The biggest thing to focus on is dismounting and grabbing the top tube quickly every time: traction is lost (basically any flat single track or uphill) and running for all you are worth. I rarely picked up bike the whole race, occasionally would lift rear wheel by lifting top tube and pushing on left grip/handlebar to keep rear wheel out of sticky mud areas. Having your right hand on the top-tube gives you something to lean on when running so when you slip you don’t fall. When tires got really gummy, I would jam my hand between the tire and frame at BB and seat stays while pushing forward and then hop on and mash until wheels rolled. Kyle Douglas of 3Rox, rode more than I did and was doing similar mud clearing while riding his bike.
I hit every puddle/wet area of dirt (look for rivers / puddles). All my water bottles went on drive-train, at key portions of race course where pedaling became more possible/efficient.
 
If I could race again today: 
I would have put in the mud cleats into my shoes as it would have boosted my speed and prevented a few painful slips. I think narrower tires, 1.8 or 2.0 might have been really good given the mud accumulation / wheel rotation issues.
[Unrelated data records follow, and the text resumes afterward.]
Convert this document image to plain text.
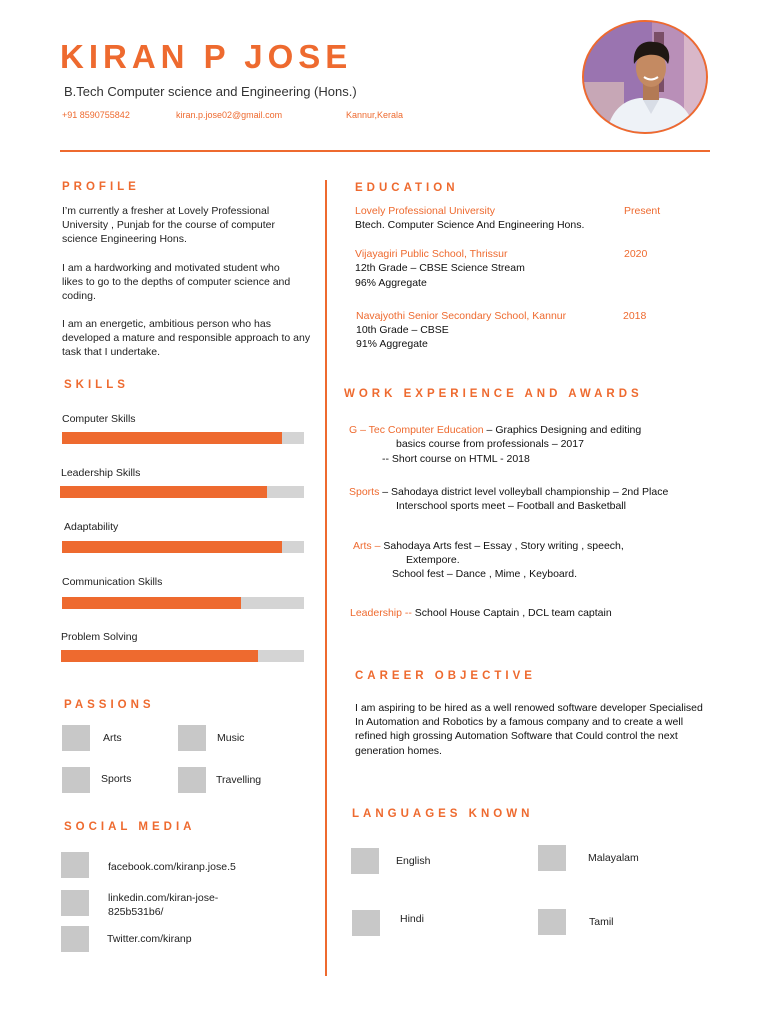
KIRAN P JOSE
B.Tech Computer science and Engineering (Hons.)
+91 8590755842	kiran.p.jose02@gmail.com	Kannur,Kerala
PROFILE
I’m currently a fresher at Lovely Professional University , Punjab for the course of computer science Engineering Hons.
I am a hardworking and motivated student who likes to go to the depths of computer science and coding.
I am an energetic, ambitious person who has developed a mature and responsible approach to any task that I undertake.
SKILLS
Computer Skills
Leadership Skills
Adaptability
Communication Skills
Problem Solving
PASSIONS
Arts	Music
Sports	Travelling
SOCIAL MEDIA
facebook.com/kiranp.jose.5
linkedin.com/kiran-jose-
825b531b6/
Twitter.com/kiranp
EDUCATION
Lovely Professional University	Present
Btech. Computer Science And Engineering Hons.
Vijayagiri Public School, Thrissur	2020
12th Grade – CBSE Science Stream
96% Aggregate
Navajyothi Senior Secondary School, Kannur	2018
10th Grade – CBSE
91% Aggregate
WORK EXPERIENCE AND AWARDS
G – Tec Computer Education – Graphics Designing and editing
basics course from professionals – 2017
-- Short course on HTML - 2018
Sports – Sahodaya district level volleyball championship – 2nd Place
Interschool sports meet – Football and Basketball
Arts – Sahodaya Arts fest – Essay , Story writing , speech,
Extempore.
School fest – Dance , Mime , Keyboard.
Leadership -- School House Captain , DCL team captain
CAREER OBJECTIVE
I am aspiring to be hired as a well renowed software developer Specialised In Automation and Robotics by a famous company and to create a well refined high grossing Automation Software that Could control the next generation homes.
LANGUAGES KNOWN
English	Malayalam
Hindi	Tamil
Throwing down a gel might have added some extra pop for last 20 min of race, but at 1hr20 minutes and equal lap times it is hard to think fueling was huge issue.

 

It was a win. I cherish any I get, as there are few in most careers. Olympian Sue Haywood said something similar at this year’s Whiskey 50 rider meeting, where she was honored. Her point was to be a good person, have fun and enjoy your ability to get out there and work hard. I hadn’t really thought about it, especially for a rider of her caliber, but there has to be more to why you race than just the chance of winning, and for me, pushing my limits and riding stuff I find fun has been my goal for the duration of these 20 years. On the odd days that races line up closely with this skill-set I’ve created, I grab my top-tube and run for all I am worth, while the other races, I am content to pedal, learn something about myself and have some laughs with friends along the way.  Perhaps this article gives you some ideas or motivation to find your favorite version of riding a bike and survival skills for the next mud-fest.